Letalidade policial, superpopulação carcerária e tortura são apontados em relatório da Human Rights Watch

Por Ricardo Campello*

Na última quinta-feira (29) foi lançado pela ONG internacional Human Rights Watch o Relatório Mundial 2015, observando os avanços e retrocessos na proteção aos direitos humanos em mais de 90 países durante o ano que passou. Publicado anualmente, o documento encontra-se em sua 25ª edição, reunindo 656 páginas que elencam os principais problemas verificados ao redor do planeta, relacionados à efetivação dos chamados “direitos fundamentais”.

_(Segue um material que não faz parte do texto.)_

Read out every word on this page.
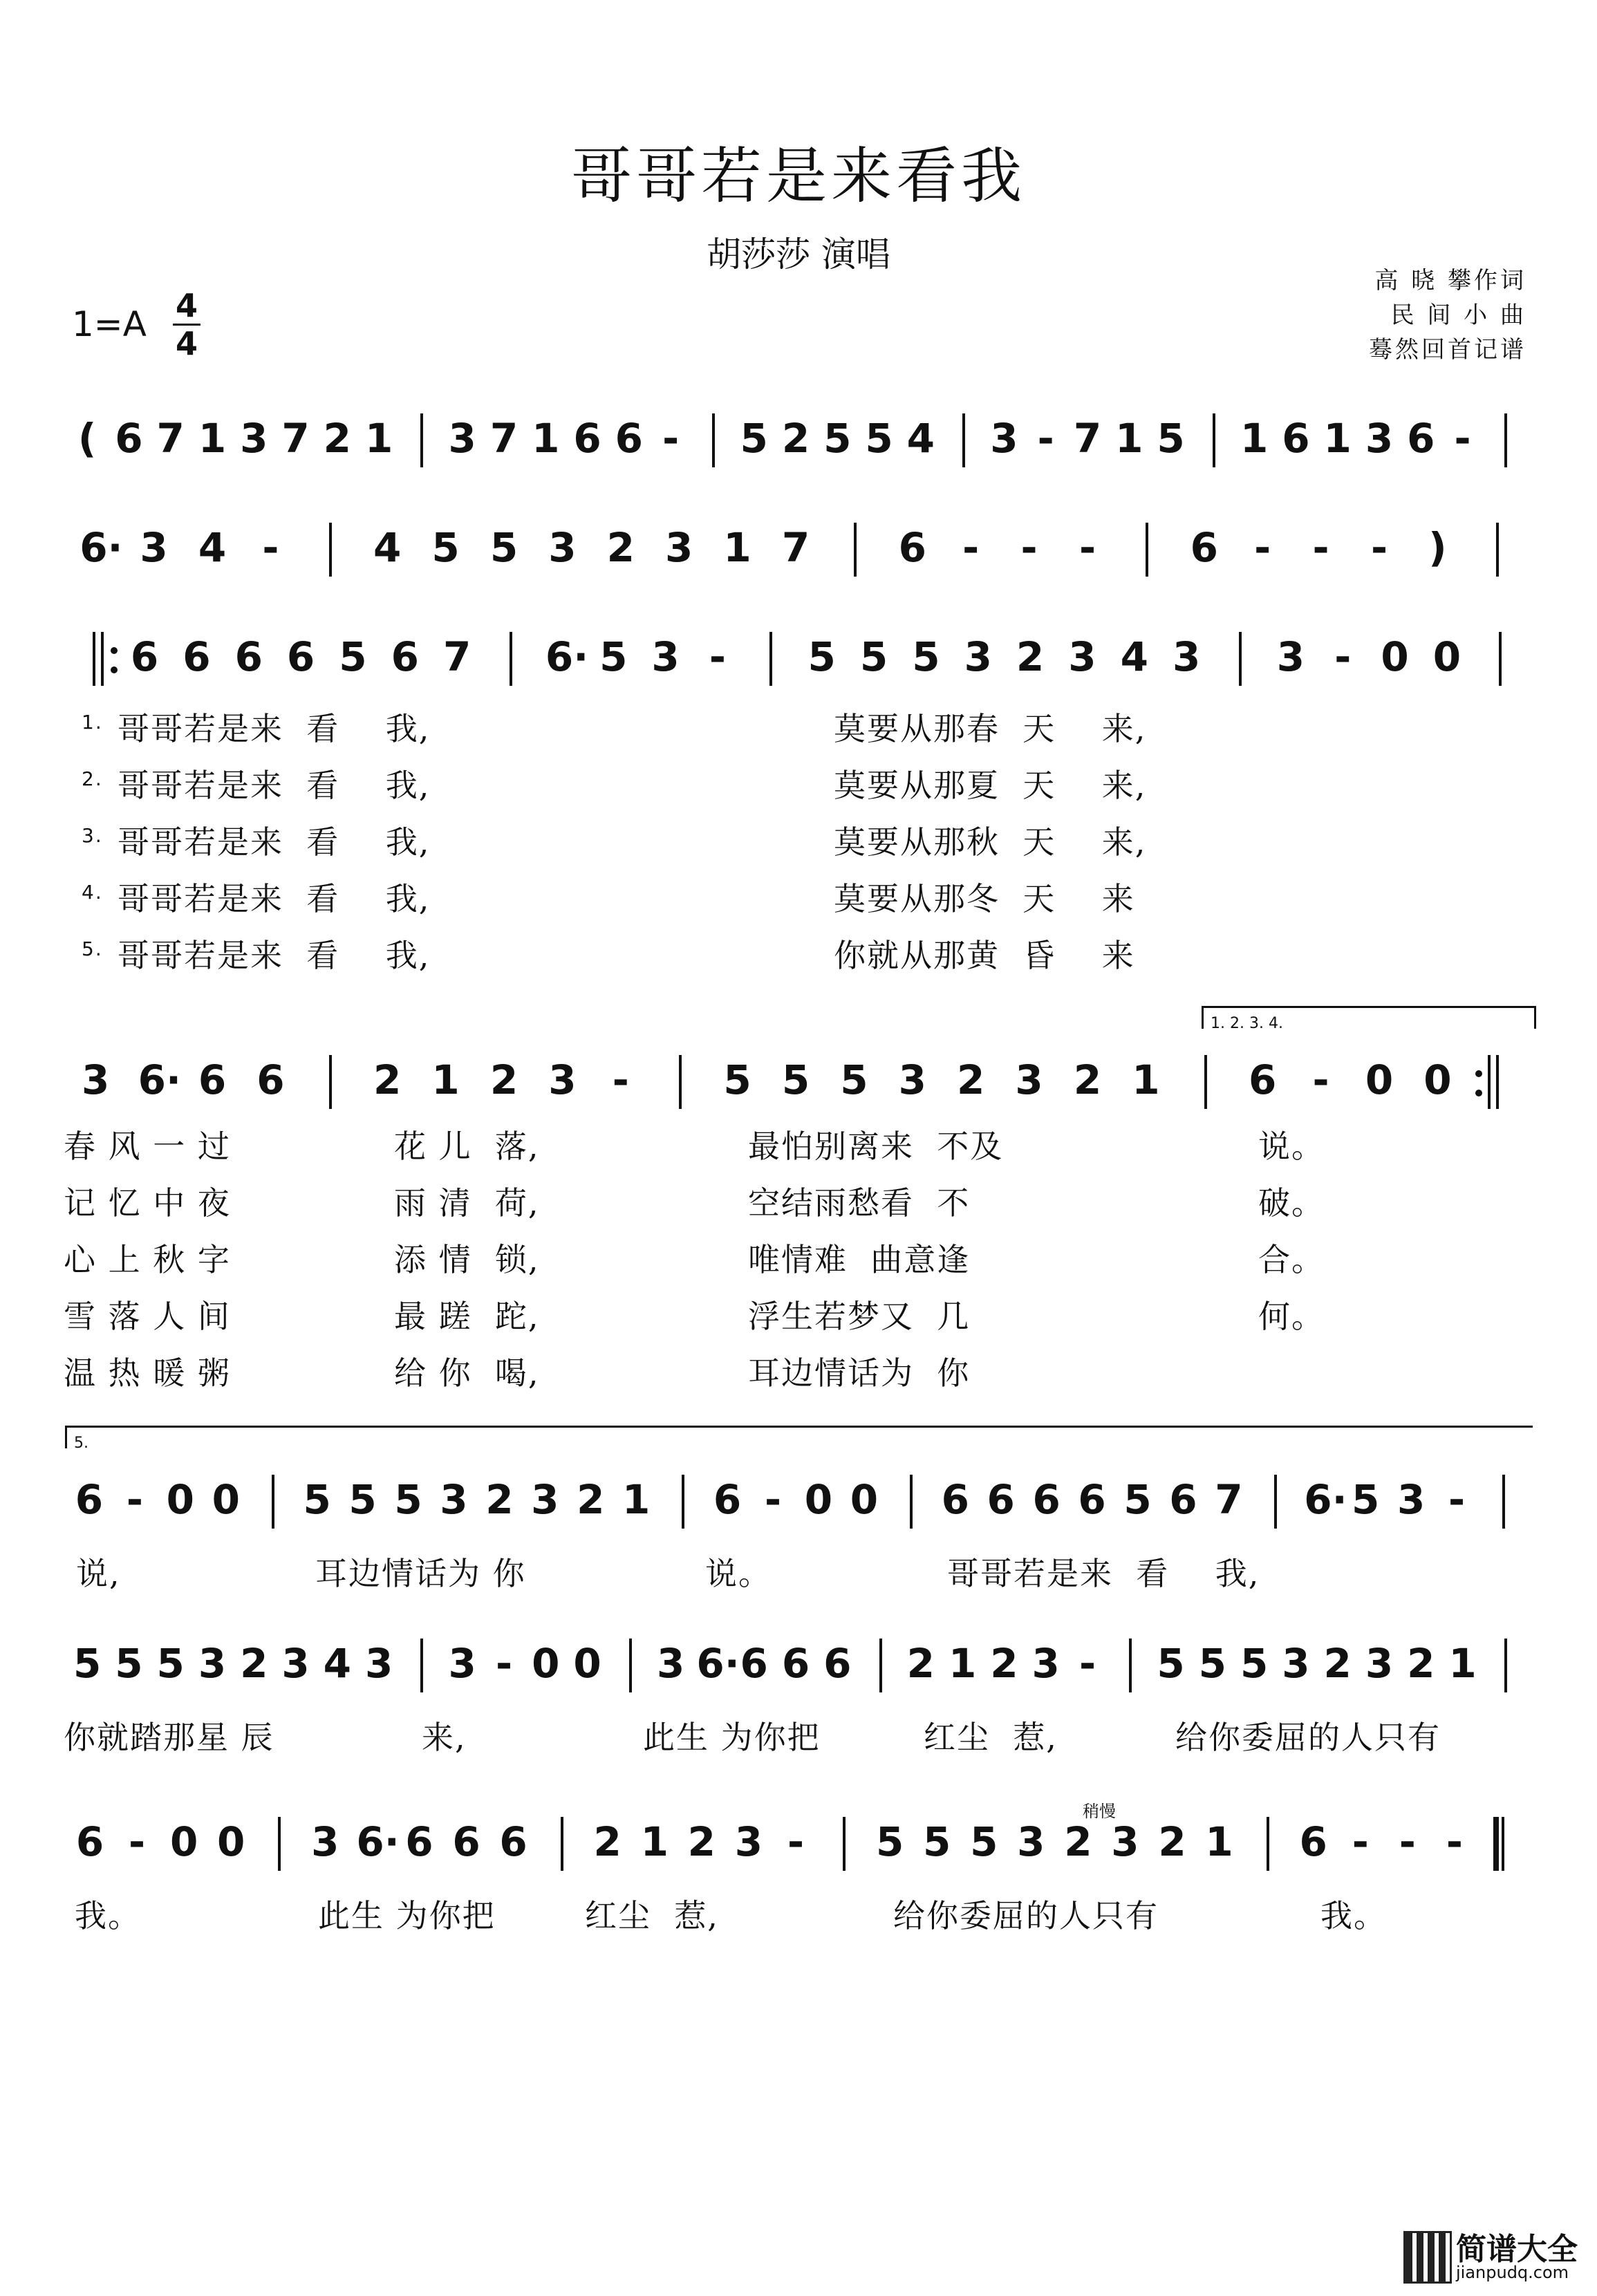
哥哥若是来看我
胡莎莎 演唱
高 晓 攀作词
民 间 小 曲
蓦然回首记谱
1=A 4
4
( 6 7 1 3 7 2 1 3 7 1 6 6 - 5 2 5 5 4 3 - 7 1 5 1 6 1 3 6 -
6· 3 4 - 4 5 5 3 2 3 1 7 6 - - - 6 - - - )
6 6 6 6 5 6 7 6· 5 3 - 5 5 5 3 2 3 4 3 3 - 0 0
3 6· 6 6 2 1 2 3 - 5 5 5 3 2 3 2 1 6 - 0 0
6 - 0 0 5 5 5 3 2 3 2 1 6 - 0 0 6 6 6 6 5 6 7 6· 5 3 -
5 5 5 3 2 3 4 3 3 - 0 0 3 6· 6 6 6 2 1 2 3 - 5 5 5 3 2 3 2 1
6 - 0 0 3 6· 6 6 6 2 1 2 3 - 5 5 5 3 2 3 2 1 6 - - -
1. 2. 3. 4.
5.
稍慢
1. 哥哥若是来  看    我,	莫要从那春  天    来,
2. 哥哥若是来  看    我,	莫要从那夏  天    来,
3. 哥哥若是来  看    我,	莫要从那秋  天    来,
4. 哥哥若是来  看    我,	莫要从那冬  天    来
5. 哥哥若是来  看    我,	你就从那黄  昏    来
春 风 一 过	花 儿  落,	最怕别离来  不及	说。
记 忆 中 夜	雨 清  荷,	空结雨愁看  不	破。
心 上 秋 字	添 情  锁,	唯情难  曲意逢	合。
雪 落 人 间	最 蹉  跎,	浮生若梦又  几	何。
温 热 暖 粥	给 你  喝,	耳边情话为  你
说,	耳边情话为 你	说。	哥哥若是来  看    我,
你就踏那星 辰	来,	此生 为你把	红尘  惹,	给你委屈的人只有
我。	此生 为你把	红尘  惹,	给你委屈的人只有	我。
简谱大全
jianpudq.com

Não à toa, as páginas de abertura da seção dedicada à realidade brasileira referem-se a “Segurança Pública e Conduta Policial” e “Condições das Prisões, Tortura e Maus-Tratos a Detentos”. Cumpre acompanhar os seus tristes destaques.

No que diz respeito ao primeiro item, o Relatório afirma que “a polícia foi responsável por 436 mortes no estado do Rio de Janeiro e 505 mortes no estado de São Paulo, nos primeiros nove meses de 2014”, indicando, somente em São Paulo, um aumento de 93 por cento nas execuções policiais em relação ao mesmo período de 2013. Execuções estas que são regularmente registradas como resultantes de confrontos com criminosos.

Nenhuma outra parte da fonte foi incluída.